HDI (High Density Interconnect) boards are circuit boards with a high density of circuit traces, achieved through the use of micro-blind and buried via technology. HDI boards consist of inner and outer layers. We use processes such as drilling and via plating to connect the traces between these layers.
What are the fundamental differences between HDI and a standard PCB?
To understand how many layers an HDI PCB has, we must first clarify the fundamental differences between HDI PCBs and standard multilayer PCBs. In standard multilayer PCBs, such as common 4-layer or 6-layer boards, interlayer interconnection primarily relies on mechanical drilling (commonly known as through-holes). We typically control the diameter of these through-holes between 0.2 mm and 0.3 mm. We also keep a proper safety margin between holes, which restricts circuit layout density.
The core feature of HDI PCBs lies in their extensive use of laser drilling technology to create microvias. These microvias can have diameters as small as 0.1 mm or even less than 0.075 mm, and they can be blind vias or buried vias—meaning they do not need to penetrate the entire board as through-holes do. As a result, the space previously occupied by through-holes is freed up, allowing for the routing of more numerous and denser traces, thereby achieving higher routing density.
We therefore call this technology “High-Density Interconnect”, or HDI. We typically set the line width and spacing of standard PCBs from 0.15 mm to 0.2 mm. By contrast, we can produce HDI PCBs with line width and spacing as small as 0.075 mm or even 0.05 mm, and we can shrink pad diameters to below 0.2 mm. It is precisely these comprehensive improvements in technical specifications that enable HDI PCBs to achieve interconnect densities several or even dozens of times higher than standard PCBs on boards of the same size.

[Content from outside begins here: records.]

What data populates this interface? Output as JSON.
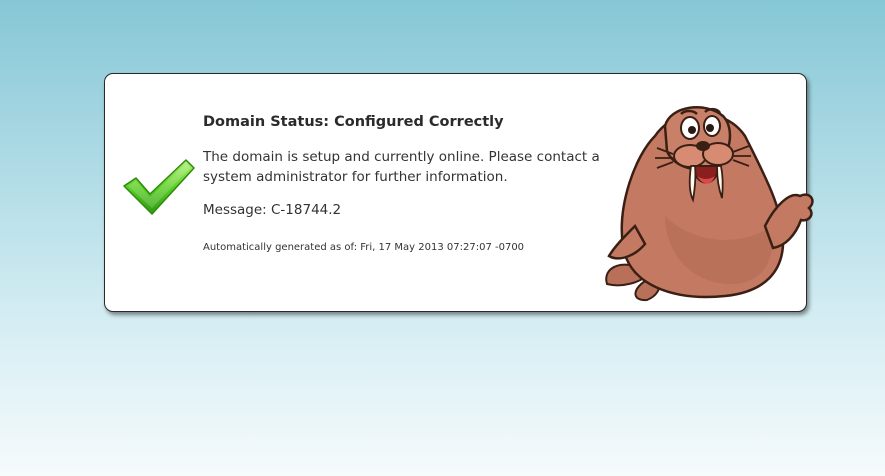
{
  "status": {
    "title": "Domain Status: Configured Correctly",
    "description": "The domain is setup and currently online. Please contact a system administrator for further information.",
    "message": "Message: C-18744.2",
    "generated": "Automatically generated as of: Fri, 17 May 2013 07:27:07 -0700"
  },
  "icons": {
    "status_icon": "checkmark-icon",
    "mascot": "walrus-mascot"
  },
  "colors": {
    "check_green": "#4fc21f",
    "walrus_brown": "#b9705a"
  }
}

Structural Types of HDI PCBs
HDI boards can be classified into the following types based on the construction method of blind vias:
- Single-layer (1st-order HDI): The most basic HDI structure: core board + two blind via layers on both sides, commonly used in mid-range smartphones and consumer electronics.
- We add an extra blind via layer to the 1st-order structure to produce two-layer HDI (2nd-order HDI). We can arrange blind vias in an interlaced or stacked design, so this type suits flagship smartphones and tablets.
- Any-Layer HDI: Any two layers can be interconnected, and blind vias can be created between any layers, achieving extreme interconnect density. Suitable for high-end chip modules (such as Apple’s A-series packaging).
With the increase in layer count and the maturation of stacking technology, HDI boards have become the precursor structure for System-in-Package (SiP) and chip packaging substrates.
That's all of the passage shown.